Thoughts from the ammo line

Ammo Grrrll returns with VISITING MY PEOPLE – Part Four: Pride of Place. As always with her weekly column, previous installments of this series can be accessed by inputting “Grrrll” in our search engine. She writes:

One of the things I love most about our great country is the sense of ownership and pride that our citizens have about where they live. For a politician or a comic, a guaranteed cheap applause line is to mention the city in which he or she is appearing. But woe be upon you, if you get it wrong! It is an affront from which you will not recover. Our emcee once called a comedy club full of NDSU students UND and we couldn’t buy a laugh all night.

No matter how small the town, there is a green sign before the exit listing all the fabulous attractions the city fathers want you to know await you if you would please get out of your car, look around, and by all means, buy something. “See Our Old Round Barn!” one sign urges hopefully.

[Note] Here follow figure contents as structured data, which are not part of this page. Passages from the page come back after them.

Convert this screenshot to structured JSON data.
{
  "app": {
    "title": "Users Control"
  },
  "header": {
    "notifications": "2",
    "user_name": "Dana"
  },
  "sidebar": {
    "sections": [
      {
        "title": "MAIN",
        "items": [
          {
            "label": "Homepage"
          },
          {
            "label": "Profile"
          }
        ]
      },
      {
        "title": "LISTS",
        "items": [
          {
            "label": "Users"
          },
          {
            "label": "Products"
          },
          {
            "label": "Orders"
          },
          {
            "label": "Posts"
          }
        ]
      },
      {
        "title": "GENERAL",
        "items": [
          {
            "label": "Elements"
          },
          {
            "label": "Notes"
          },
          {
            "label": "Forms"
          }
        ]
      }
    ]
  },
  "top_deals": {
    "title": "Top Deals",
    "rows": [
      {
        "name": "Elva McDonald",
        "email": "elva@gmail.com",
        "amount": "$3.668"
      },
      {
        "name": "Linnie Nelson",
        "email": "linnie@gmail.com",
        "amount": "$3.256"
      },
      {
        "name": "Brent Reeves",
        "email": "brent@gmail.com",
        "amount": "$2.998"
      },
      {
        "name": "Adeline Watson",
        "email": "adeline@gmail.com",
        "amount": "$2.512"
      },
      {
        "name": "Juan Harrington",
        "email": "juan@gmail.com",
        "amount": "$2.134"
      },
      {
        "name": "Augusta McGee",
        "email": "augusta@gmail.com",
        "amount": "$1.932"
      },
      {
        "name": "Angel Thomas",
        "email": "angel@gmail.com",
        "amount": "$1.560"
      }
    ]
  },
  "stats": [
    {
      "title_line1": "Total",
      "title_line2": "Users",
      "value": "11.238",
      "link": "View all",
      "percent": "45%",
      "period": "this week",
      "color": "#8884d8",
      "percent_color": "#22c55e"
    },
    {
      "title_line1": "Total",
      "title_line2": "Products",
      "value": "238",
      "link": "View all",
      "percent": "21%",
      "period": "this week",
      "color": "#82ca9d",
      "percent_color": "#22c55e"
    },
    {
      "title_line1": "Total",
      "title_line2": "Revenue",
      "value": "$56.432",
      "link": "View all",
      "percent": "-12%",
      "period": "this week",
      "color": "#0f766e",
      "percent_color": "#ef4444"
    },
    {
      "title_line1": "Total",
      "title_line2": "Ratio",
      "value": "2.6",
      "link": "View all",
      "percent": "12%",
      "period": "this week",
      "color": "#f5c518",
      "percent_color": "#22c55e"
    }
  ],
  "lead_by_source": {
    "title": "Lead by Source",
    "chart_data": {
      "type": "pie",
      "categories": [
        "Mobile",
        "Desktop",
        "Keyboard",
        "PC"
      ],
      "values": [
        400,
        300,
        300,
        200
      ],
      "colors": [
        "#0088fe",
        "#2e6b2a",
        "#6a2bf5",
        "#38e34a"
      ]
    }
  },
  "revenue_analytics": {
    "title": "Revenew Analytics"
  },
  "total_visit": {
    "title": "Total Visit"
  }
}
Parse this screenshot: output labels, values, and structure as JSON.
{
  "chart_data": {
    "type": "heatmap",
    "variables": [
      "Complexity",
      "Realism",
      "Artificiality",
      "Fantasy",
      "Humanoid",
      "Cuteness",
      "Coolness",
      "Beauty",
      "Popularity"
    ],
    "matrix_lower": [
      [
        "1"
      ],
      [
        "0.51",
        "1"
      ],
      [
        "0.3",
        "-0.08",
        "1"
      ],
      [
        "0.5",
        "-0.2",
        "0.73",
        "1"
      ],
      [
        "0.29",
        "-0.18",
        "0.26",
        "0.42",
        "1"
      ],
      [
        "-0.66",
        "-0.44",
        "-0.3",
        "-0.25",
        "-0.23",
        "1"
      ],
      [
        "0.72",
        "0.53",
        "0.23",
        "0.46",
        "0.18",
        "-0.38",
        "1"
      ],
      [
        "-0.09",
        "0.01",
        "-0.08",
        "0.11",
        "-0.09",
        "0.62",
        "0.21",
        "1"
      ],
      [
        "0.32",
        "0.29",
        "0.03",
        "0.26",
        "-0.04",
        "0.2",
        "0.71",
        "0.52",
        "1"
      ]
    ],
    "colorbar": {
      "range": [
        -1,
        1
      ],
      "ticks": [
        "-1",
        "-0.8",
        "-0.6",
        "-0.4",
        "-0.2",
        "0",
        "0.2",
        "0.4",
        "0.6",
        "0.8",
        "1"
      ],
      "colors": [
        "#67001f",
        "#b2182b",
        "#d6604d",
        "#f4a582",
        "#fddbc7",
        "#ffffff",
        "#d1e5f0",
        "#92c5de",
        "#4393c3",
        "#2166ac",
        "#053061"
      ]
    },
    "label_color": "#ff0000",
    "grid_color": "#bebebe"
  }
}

That rather reminded me of a “self-esteem building” exercise our son had to do in third grade. A piece of paper was passed around for each child and all the other children had to write anonymous morale-boosting things about that child. Several commented on what a good friend he was and how smart he was. But one child when pressed to come up with something positive, could only say, “Jacob has nice pants.” How dramatically that affected the way our son esteemed himself I cannot say, but I’m sure it was decisive.

Some wit in Astoria, South Dakota, the town my mother and John Hinderaker’s father grew up in, of some 237 hardy souls at its peak, has put up a green sign saying “Astoria, Next Four Exits.”

If you don’t stop at some of these things, the rest of your life could be one vast surging regret. You might miss the Sewer Cover Capital, or the World’s Largest Ball of Twine, or a Corn Palace or Car Henge. Maybe it’s not the Grand Canyon, The Alamo, or the Empire State Building, but, by golly, it’s what the locals have to offer and they’re proud. When I was a kid, I used to dream of being locked in the public library until I had read all the books. Now I dream of an endless road trip in which I see every single roadside attraction.

IMG_0044 Other faded signs on the way into town trumpet a local sports team’s long-ago accomplishments from the Girls’ Softball team to the Boys’ Basketball team. And coming soon to a town near you the Trans-Gender Rugby Tournament and Bake-Off!

This town sports a Spam museum; that one an Apothecary Museum; here a Runestone Museum; there a Quilt Museum and Shop with the hand-made sign: “Ladies, scream until your husband stops.” The sweet, quaint assumption there being that the husband is driving and that every woman interested in quilts has one. A husband, not a quilt. Anyone can get a quilt. Here an Ostrich Ranch with but a single ostrich; there a herd of buffalo. Or goats. Or a longhorn whose name is probably Valium to sit upon for a photograph in Ft. Worth.

There’s historic sites aplenty; homes of John Wayne, Jesse James, Laura Ingalls Wilder, more green signs mentioning astronauts and Olympians, golfers and NASCAR drivers. In Missouri you can’t swing a cat without hitting a Harry S Truman statue, plaque, or memento.

If festivals are your cup of tea, you could opt for German Fest, Cajun Fest, a Barbecue Cook-off, Chuckwagon Cook-off, Krazy Daze.

The smallest town has a little park, valuable real estate set aside just for community pleasure and respite. Money is spent for sheer beautification. And has been, of course, since a lady living in the Lascaux cave in France looked at the wall and said, “You know what that wall needs, cher? Some pictures of our kids.” And her husband said, “I can’t draw people. How about some nice bison?” And then the neighbor lady asked her husband, “How come we don’t have bison?” and the first interior decorator was born.

When a basket is functional, why waste any effort to also make it beautiful? But we humans do. Something within us compels us to make things pretty. And so it is in the small towns of my people. Seasonal decorations line the streets; flags fly from posts every few feet on the main drag. Often there are even Christmas decorations for perhaps a few more years before they are deemed Hate Speech along with American flags. Flower boxes surround somewhat shabby stores.

Even the old leftie song “Bread and Roses” about the 1911 Shirtwaist Factory Fire Disaster contained the line, “Hearts starve as well as bodies; give us bread, but give us roses.” America is chock-a-block full of roses, actual and metaphorical. Stop and smell them.